Maastricht University (UM) is anticipating the return of roughly half a million euros’ worth of Bitcoin (BTC.) This follows a successful resolution of the infamous ransomware assault in December 2019. The Dutch university has come out as a winner in this circumstance.
The UM was the victim of a ransomware attack in 2019, which froze all its research data, emails, and library resources. The hackers demanded two hundred thousand euros in bitcoin for ramson. The institution decided to pay the ransom rather than risk losing important research material.
The Dutch Public Prosecution Service (DDPS) traced one of the cryptocurrency wallets related to the hack in 2020 to Ukraine. They then froze the monies in the associated account, which were worth only €40,000 at the time of their discovery. Over the subsequent two years, the DPPS successfully recovered the account’s contents. The recovery included roughly one-fifth of the stolen bitcoins.
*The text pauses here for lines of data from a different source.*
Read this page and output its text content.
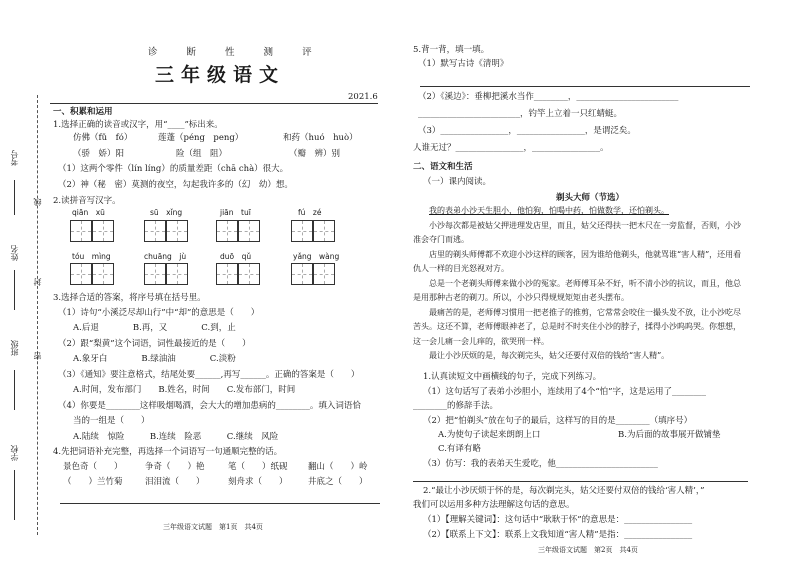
考号
线
姓名
封
班级 密
学校
诊 断 性 测 评
三年级语文
2021.6
一、积累和运用
1.选择正确的读音或汉字，用“____”标出来。
仿佛（fǔ　fó）	莲蓬（péng　peng）	和药（huó　huò）
（骄　娇）阳	险（组　阻）	（瓣　辨）别
（1）这两个零件（lín líng）的质量差距（chā chà）很大。
（2）神（秘　密）莫测的夜空，勾起我许多的（幻　幼）想。
2.读拼音写汉字。
qiān　xū	sū　xǐng	jiān　tuī	fú　zé
tóu　mìng	chuāng　jù	duō　qǔ	yǎng　wàng
3.选择合适的答案，将序号填在括号里。
（1）诗句“小溪泛尽却山行”中“却”的意思是（　　）
A.后退　　　　B.再，又　　　　C.到，止
（2）跟“梨黄”这个词语，词性最接近的是（　　）
A.象牙白　　　　B.绿油油　　　　C.淡粉
（3）《通知》要注意格式，结尾处要______,再写______。正确的答案是（　　）
A.时间，发布部门　　B.姓名，时间　　C.发布部门，时间
（4）你要是________这样吸烟喝酒，会大大的增加患病的________。填入词语恰
当的一组是（　　）
A.陆续　惊险　　　B.连续　险恶　　　C.继续　风险
4.先把词语补充完整，再选择一个词语写一句通顺完整的话。
景色奇（　　）	争奇（　　）艳	笔（　　）纸砚 翻山（　　）岭
（　　）兰竹菊	泪泪流（　　）	刻舟求（　　） 井底之（　　）
三年级语文试题　第1页　共4页
5.背一背，填一填。
（1）默写古诗《清明》
（2）《溪边》：垂柳把溪水当作________，________________________
________________________，钓竿上立着一只红蜻蜓。
（3）________________，________________，是谓泛矣。
人谁无过？________________，________________。
二、语文和生活
（一）课内阅读。
剃头大师（节选）

我的表弟小沙天生胆小，他怕狗，怕喝中药，怕做数学，还怕剃头。

小沙每次都是被姑父押进理发店里，而且，姑父还得扶一把木尺在一旁监督，否则，小沙准会夺门而逃。

店里的剃头师傅都不欢迎小沙这样的顾客，因为谁给他剃头，他就骂谁“害人精”，还用看仇人一样的目光怒视对方。

总是一个老剃头师傅来做小沙的冤家。老师傅耳朵不好，听不清小沙的抗议，而且，他总是用那种古老的剃刀。所以，小沙只得规规矩矩由老头摆布。

最痛苦的是，老师傅习惯用一把老推子的推剪，它常常会咬住一撮头发不放，让小沙吃尽苦头。这还不算，老师傅眼神老了，总是时不时夹住小沙的脖子，揉得小沙呜呜哭。你想想，这一会儿痛一会儿痒的，欲哭刑一样。

最让小沙厌烦的是，每次剃完头，姑父还要付双倍的钱给“害人精”。

1.认真读短文中画横线的句子，完成下列练习。
（1）这句话写了表弟小沙胆小，连续用了4个“怕”字，这是运用了________
________的修辞手法。
（2）把“怕剃头”放在句子的最后，这样写的目的是________（填序号）
A.为使句子读起来朗朗上口	B.为后面的故事展开做铺垫
C.有译有略
（3）仿写：我的表弟天生爱吃，他________________________
2.“最让小沙厌烦于怀的是，每次剃完头，姑父还要付双倍的钱给‘害人精’，”
我们可以运用多种方法理解这句话的意思。
（1）【理解关键词】：这句话中“耿耿于怀”的意思是：________________
（2）【联系上下文】：联系上文我知道“害人精”是指：________________
三年级语文试题　第2页　共4页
2021 saw a bull run which increased the price of the most prominent crypto. Thus, the value of the part of ransom recovered by the police has reached €500,000. The deal is more than double the amount the university paid two and a half years ago.
Maastricht suffered irreversible damage
Despite the financial gain, the university still counts its losses years after the attack. The UM has stated in an official statement that it cannot reverse the damage caused by the hackers.
In a post on the university’s official blog, the institution stated:
The Netherlands Public Prosecution Service seized around €500,000 worth of crypto. They are likely to avail this money to UM. This is a good figure, we can use it to benefit students in need, but it is still not enough to cover the damages suffered by the university.
At this time, the seized money is being held by the DPPS, and legal action will transfer them to the institution. The executive board of the university has concluded how to use the money. They advised that the recovered fund should go to assist students who need financial assistance.
The state’s confiscation of crypto funds underlines the significance of the public ledger system. The public ledger allows Bitcoin and decentralized cryptos, in general, to be open to public scrutiny.
Naysayers sometimes characterize cryptos as a secretive and anonymous system favouring criminals. Yet, research findings suggest that less than one percent of the currently circulating crypto is illegal.
One can trace even ransomware-tainted cryptos for owners to reclaim. For instance, the police in the United States were able to retrieve $2.3 million worth of crypto held as payment for the Colonial Pipeline ransom.
Dealing with the rising threats of crypto-ransomware
There is rising concern about using cryptocurrency as a medium to pay the ransomware.
Today, June 7, the Senate Committee on Homeland Security and Government Affairs will hold a hearing on crypto. The joint session will talk about the growing danger posed by cryptos as a means of financing ransomware attacks and ransom payments. Private sector witnesses who are specialists in these issues will testify at the hearing.
The committee’s chairman, Sen. Gary Peters, released a new report on June 2. The information included the findings of his inquiry into the role of cryptos in cybercriminals. Gary established that cryptocurrencies are the most significant enablers of cyber crimes. They released the new report a few days before the hearing today.
According to the research, the federal government is aware of ransomware attacks. Besides, they also know the role of cryptos as ransom payments in those attacks.
The report suggests “a private-public partnership to explore the ransomware economy.” Today’s hearing could strengthen this partnership and explore more avenues for obtaining data.
The committee holds that full disclosure of crypto is necessary. Anyone transacting crypto should disclose the reason for moving them as an obligation.